Baca Juga: Mengenal Istilah Nakirah dan Ma’rifah dalam al-Quran

Jawaban Atas Anggapan

Imam Suyuthi dalam Al-Itqon-nya telah menjawab, bahwa Al yang terdapat pada kata Al-Hurr dan Al-Insan di atas itu merupakan Al lil Jinsi (Al untuk menunjukkan jenis). Dengan demikian, kata tersebut seakan bermakna seperti halnya nakirah (umum).

Terlebih penafsiran ini sesuai dengan kaidah ilmu nahwu yang menyebutkan bahwa diantara ciri-ciri Al Jinsiyah itu Al-nya bisa diganti dengan kata Kull (semua/seluruh/setiap). Sehingga kata Al-Hurr diartikan dengan setiap orang merdeka dan kata Al-Insan dengan setiap manusia.

Senada dengan pernyataan di atas, Imam Ar-Razi dalam masterpiece-nya, Mafatih Al-Ghoib (V/53-54) juga berkata bahwa alif lam pada kata Al-Hurr itu berfaidah umum. Beliau melanjutkan penjelasannya:

 فَقَوْلُهُ الْحُرُّ بِالْحُرِّ يُفِيدُ أَنْ يُقْتَلَ كُلُّ حُرٍّ بِالْحُرِّ

Maka Firman-Nya: الْحُرُّ بِالْحُرِّ itu memberikan faidah bahwa setiap orang merdeka dibunuh sebab membunuh setiap budak

Lebih lanjut, Ibnu Asyur dalam At-Tahrir Wa At-Tanwir (XXIX/372) mengomentari bahwa Al-nya kata Al-Insan pada QS. Al-Insan [76]:1-2 itu merupakan Al lil jinsi, beliau berkata:

وَتَعْرِيفُ الْإِنْسانِ لِلِاسْتِغْرَاقِ مِثْلُ قَوْلِهِ: إِنَّ الْإِنْسَانَ لَفِي خُسْرٍ إِلَّا الَّذِينَ آمَنُوا الْآيَة، أَيْ هَلْ أَتَى عَلَى كُلِّ إِنْسَانٍ حِينٌ كَانَ فِيهِ مَعْدُومًا

Pema’rifatan dalam kata Al-Insan berfaidah istighroq (menghabiskan atau menyeluruh), seperti Firmannya: “Sungguh, semua manusia berada dalam kerugian, kecuali orang-orang yang beriman…” dst. Maksudnya, bukankah pernah ada waktu dimana tak ada seorangpun manusia pada waktu itu?
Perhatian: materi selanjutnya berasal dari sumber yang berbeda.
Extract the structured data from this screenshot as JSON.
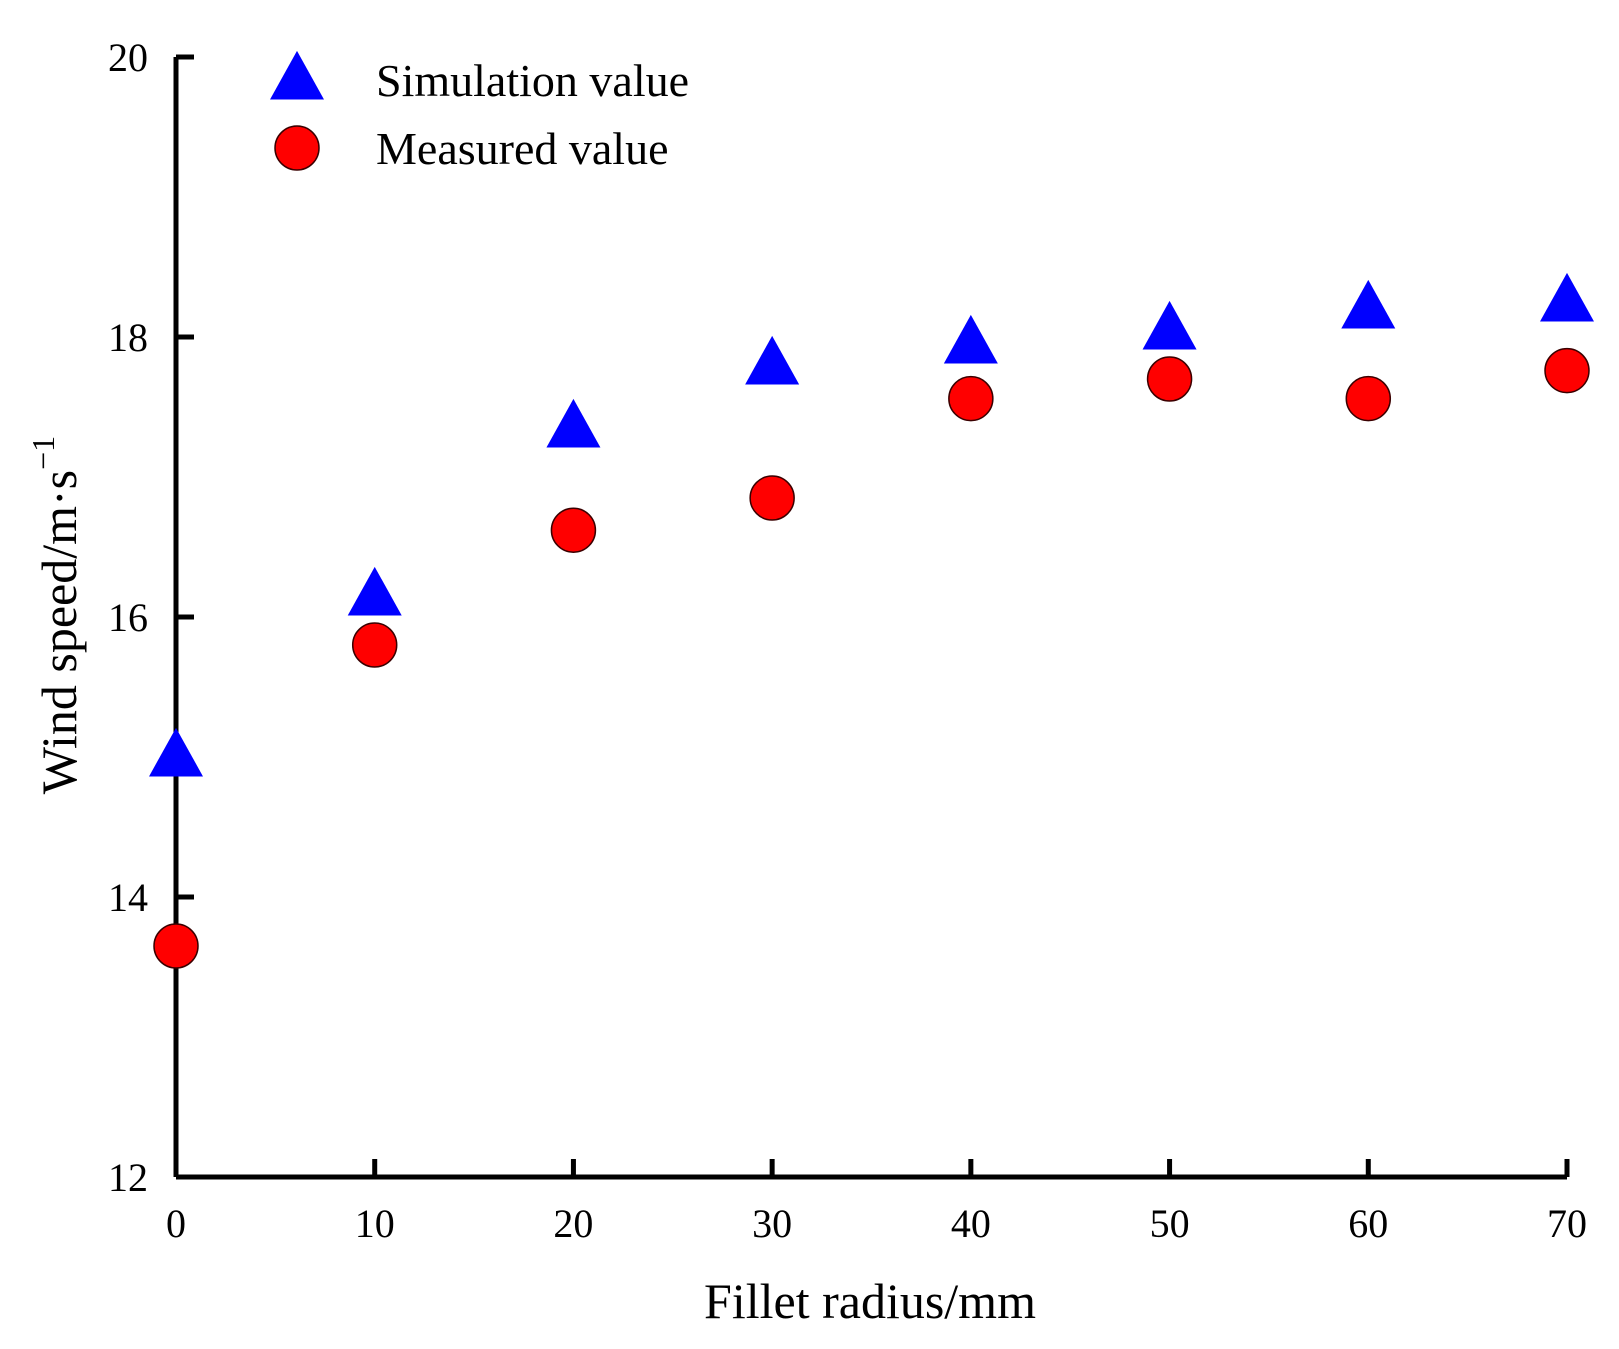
{
  "chart_data": {
    "type": "scatter",
    "title": "",
    "xlabel": "Fillet radius/mm",
    "ylabel": "Wind speed/m·s",
    "ylabel_superscript": "−1",
    "xlim": [
      0,
      70
    ],
    "ylim": [
      12,
      20
    ],
    "xticks": [
      0,
      10,
      20,
      30,
      40,
      50,
      60,
      70
    ],
    "yticks": [
      12,
      14,
      16,
      18,
      20
    ],
    "grid": false,
    "legend_position": "top-left",
    "series": [
      {
        "name": "Simulation value",
        "marker": "triangle",
        "color": "#0000ff",
        "x": [
          0,
          10,
          20,
          30,
          40,
          50,
          60,
          70
        ],
        "y": [
          15.0,
          16.15,
          17.35,
          17.8,
          17.95,
          18.05,
          18.2,
          18.25
        ]
      },
      {
        "name": "Measured value",
        "marker": "circle",
        "color": "#ff0000",
        "x": [
          0,
          10,
          20,
          30,
          40,
          50,
          60,
          70
        ],
        "y": [
          13.65,
          15.8,
          16.62,
          16.85,
          17.56,
          17.7,
          17.56,
          17.76
        ]
      }
    ]
  }
}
Sudah maklum dalam ilmu nahwu, bahwa Al Mu’arrifah ada 2 macam, Al ‘Ahdiyyah dan Al Jinsiyyah. Kemudian Al ‘Ahdiyyah sendiri terbagi menjadi 3, yaitu lil ‘ahdi adz-dzikri, lil ‘ahdi adz-dzihni dan lil ‘ahdi al-hudhuri. Begitu juga Al Jinsiyyah terbagi menjadi 3, yaitu li istighraq al-afrod, li istighraq ash-shifat, dan li bayan al-haqiqat.

Begitu juga Imam Ar-Razi dalam Mafatihul Ghoib (XXX/235) menyebutkan para ulama berbeda pendapat mengenai maksud dari kata Al-Insan yang disebutkan pada ayat ini. Sekelompok ulama ahli tafsir menghendaki Nabi Adam Alaihissalam. Sedangkan sebagian yang lain adalah anak keturunannya.

Bagi kelompok pertama mereka menganggap bahwa Allah SWT telah menyebutkan penciptaan Adam di ayat ini (QS. Al-Insan [76]:1). Kemudian mengiringinya dengan menyebutkan anak keturunannya dalam Firman-Nya: “Sungguh, Kami telah menciptakan manusia dari setetes mani yang bercampur yang Kami hendak mengujinya” (QS. Al-Insan [76]:2).

Sedangkan menurut pendapat kedua yang menafsirkan anak keturunan Adam, berdalil dengan Firman-Nya: “Sungguh, Kami telah menciptakan manusia dari setetes mani”. Maka kata Al-Insan dalam dua tempat tersebut menurut mereka maksudnya adalah satu, yaitu anak keturunannya. Syekh Ali Ash-Shobuni tampaknya lebih condong ke pendapat yang kedua ini, sebagaimana dalam Shofwah At-Tafasir (III/491)nya.

Baca Juga: Makna-Makna Sighat Amar (Perintah) dalam Al-Quran (Bagian 2)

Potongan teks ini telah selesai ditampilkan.